In another area, researchers discovered genes involved in the formation of the protective mucus layer of the intestine and associated with Firmicutes bacteria.
The third region contained the Pip gene, which encodes an antimicrobial molecule and is related to Muribaculaceae bacteria. These are common in rodents and humans.
“What we’ve uncovered is probably just the tip of the iceberg,” Bo said. “These are the bacteria with the strongest signals, but more microorganisms may be affected as better microbiome profiling methods are established.”
Researchers note that in humans, only two genes are reliably associated with gut bacteria. One is the lactase gene, which determines whether an adult can digest milk, and the microorganisms that digest milk. The other is the ABO blood group gene, but the mechanism has not yet been elucidated.
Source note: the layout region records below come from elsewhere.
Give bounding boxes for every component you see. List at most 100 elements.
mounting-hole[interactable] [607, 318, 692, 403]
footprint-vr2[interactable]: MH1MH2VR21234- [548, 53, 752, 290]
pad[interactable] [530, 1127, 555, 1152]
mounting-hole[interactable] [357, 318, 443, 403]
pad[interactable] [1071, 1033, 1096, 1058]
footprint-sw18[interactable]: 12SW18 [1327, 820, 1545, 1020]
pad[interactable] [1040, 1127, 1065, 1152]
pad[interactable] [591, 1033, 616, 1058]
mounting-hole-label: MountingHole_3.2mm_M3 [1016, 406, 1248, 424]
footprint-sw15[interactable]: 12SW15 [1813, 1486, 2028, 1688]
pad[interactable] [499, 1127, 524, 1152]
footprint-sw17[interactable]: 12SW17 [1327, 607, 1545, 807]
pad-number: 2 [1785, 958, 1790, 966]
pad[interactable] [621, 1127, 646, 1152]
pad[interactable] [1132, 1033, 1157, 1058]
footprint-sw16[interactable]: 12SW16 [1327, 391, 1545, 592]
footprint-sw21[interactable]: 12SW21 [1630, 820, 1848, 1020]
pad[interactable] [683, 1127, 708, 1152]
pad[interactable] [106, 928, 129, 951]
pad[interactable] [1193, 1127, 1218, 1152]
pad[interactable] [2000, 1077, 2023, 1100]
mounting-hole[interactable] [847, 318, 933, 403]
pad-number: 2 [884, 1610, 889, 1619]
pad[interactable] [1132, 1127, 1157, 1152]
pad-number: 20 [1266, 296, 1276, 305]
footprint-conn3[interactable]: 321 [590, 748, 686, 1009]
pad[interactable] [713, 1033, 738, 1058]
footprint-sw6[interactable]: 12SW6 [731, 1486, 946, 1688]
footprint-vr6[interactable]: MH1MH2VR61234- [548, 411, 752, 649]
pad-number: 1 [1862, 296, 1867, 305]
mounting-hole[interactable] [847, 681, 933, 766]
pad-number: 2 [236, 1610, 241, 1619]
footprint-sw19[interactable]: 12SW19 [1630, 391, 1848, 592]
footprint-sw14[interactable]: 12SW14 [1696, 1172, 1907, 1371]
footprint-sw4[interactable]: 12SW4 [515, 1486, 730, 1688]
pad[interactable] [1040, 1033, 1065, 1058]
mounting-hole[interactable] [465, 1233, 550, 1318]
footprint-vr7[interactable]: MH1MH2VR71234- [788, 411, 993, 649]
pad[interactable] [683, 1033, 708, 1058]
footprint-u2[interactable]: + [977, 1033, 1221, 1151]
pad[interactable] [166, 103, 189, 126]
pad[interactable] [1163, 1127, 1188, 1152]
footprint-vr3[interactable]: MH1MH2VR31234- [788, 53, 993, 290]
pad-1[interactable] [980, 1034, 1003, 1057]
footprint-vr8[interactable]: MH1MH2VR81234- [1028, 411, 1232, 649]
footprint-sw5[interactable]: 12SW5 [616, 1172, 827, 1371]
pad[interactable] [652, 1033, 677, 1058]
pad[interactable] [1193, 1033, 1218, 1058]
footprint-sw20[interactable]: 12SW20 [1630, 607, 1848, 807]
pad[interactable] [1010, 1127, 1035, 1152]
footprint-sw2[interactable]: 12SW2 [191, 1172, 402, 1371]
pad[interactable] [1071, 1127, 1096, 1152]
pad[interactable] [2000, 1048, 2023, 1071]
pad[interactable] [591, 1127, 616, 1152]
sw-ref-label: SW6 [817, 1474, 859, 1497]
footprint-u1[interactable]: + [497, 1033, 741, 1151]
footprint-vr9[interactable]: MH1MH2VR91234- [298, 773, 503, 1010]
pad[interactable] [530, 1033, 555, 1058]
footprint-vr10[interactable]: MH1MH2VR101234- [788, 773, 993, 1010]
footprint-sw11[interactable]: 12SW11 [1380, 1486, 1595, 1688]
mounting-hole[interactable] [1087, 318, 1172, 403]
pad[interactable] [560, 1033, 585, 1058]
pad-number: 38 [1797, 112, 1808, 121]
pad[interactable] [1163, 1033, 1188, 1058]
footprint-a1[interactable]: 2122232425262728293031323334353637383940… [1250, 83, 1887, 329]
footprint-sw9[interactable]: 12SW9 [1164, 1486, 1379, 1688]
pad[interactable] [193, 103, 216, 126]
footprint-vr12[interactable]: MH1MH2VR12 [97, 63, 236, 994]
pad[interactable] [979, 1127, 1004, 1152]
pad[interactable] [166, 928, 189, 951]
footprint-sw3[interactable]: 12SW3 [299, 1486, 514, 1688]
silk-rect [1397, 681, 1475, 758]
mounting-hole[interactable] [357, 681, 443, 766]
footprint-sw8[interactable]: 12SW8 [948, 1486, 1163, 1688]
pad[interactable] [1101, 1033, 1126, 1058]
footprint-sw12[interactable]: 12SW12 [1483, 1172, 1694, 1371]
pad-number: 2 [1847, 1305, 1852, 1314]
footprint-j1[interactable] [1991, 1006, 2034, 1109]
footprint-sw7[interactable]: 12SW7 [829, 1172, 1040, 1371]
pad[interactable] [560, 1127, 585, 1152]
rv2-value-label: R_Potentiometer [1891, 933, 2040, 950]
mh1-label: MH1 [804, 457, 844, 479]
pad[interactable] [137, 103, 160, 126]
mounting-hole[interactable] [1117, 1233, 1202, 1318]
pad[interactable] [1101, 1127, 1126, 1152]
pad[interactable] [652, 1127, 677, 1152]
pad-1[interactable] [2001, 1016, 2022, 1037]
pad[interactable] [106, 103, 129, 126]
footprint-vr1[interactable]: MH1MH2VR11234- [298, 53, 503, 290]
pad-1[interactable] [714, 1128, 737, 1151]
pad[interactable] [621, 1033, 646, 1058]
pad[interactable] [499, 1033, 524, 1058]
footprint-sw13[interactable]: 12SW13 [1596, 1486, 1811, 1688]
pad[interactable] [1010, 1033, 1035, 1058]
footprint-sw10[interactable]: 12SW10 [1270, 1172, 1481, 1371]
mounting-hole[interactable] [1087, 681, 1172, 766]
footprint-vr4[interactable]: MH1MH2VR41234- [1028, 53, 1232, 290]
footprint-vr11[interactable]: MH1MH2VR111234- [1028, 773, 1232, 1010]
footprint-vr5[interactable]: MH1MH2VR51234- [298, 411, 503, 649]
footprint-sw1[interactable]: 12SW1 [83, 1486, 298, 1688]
The composition of your gut microbiome can be influenced by social interactions, and the genetics of your closest companions determine which bacteria grow together with your diet and environment.The paper explains that it is difficult to know whether genes, environment, and diet specifically shape the microbiome because nature and nurture are difficult to separate in the real world. This is why it was tested on genetically different rats that were fed the same diet while controlling their interactions with other rats.
Personalization includes social groups
Palmer said his research expands on personalized nutrition approaches, rather than complicating them.
“Now we can think not only about an individual’s genotype, but also about the genotype of their social partners. Both are important to the microbiome.”
Additionally, he believes research on indirect genetic effects could help shape the way microbiome and nutritional tests are designed and interpreted.
“A statistician named George Box once said: ‘All models are wrong, but some are useful.’ Our paper shows that better models for explaining an individual’s microbiome can account for both that individual’s genotype and the genotypes of their social partners.”
“It’s not a perfect model yet, because we know there are a lot of environmental factors involved, but we think it’s a better model,” he suggests.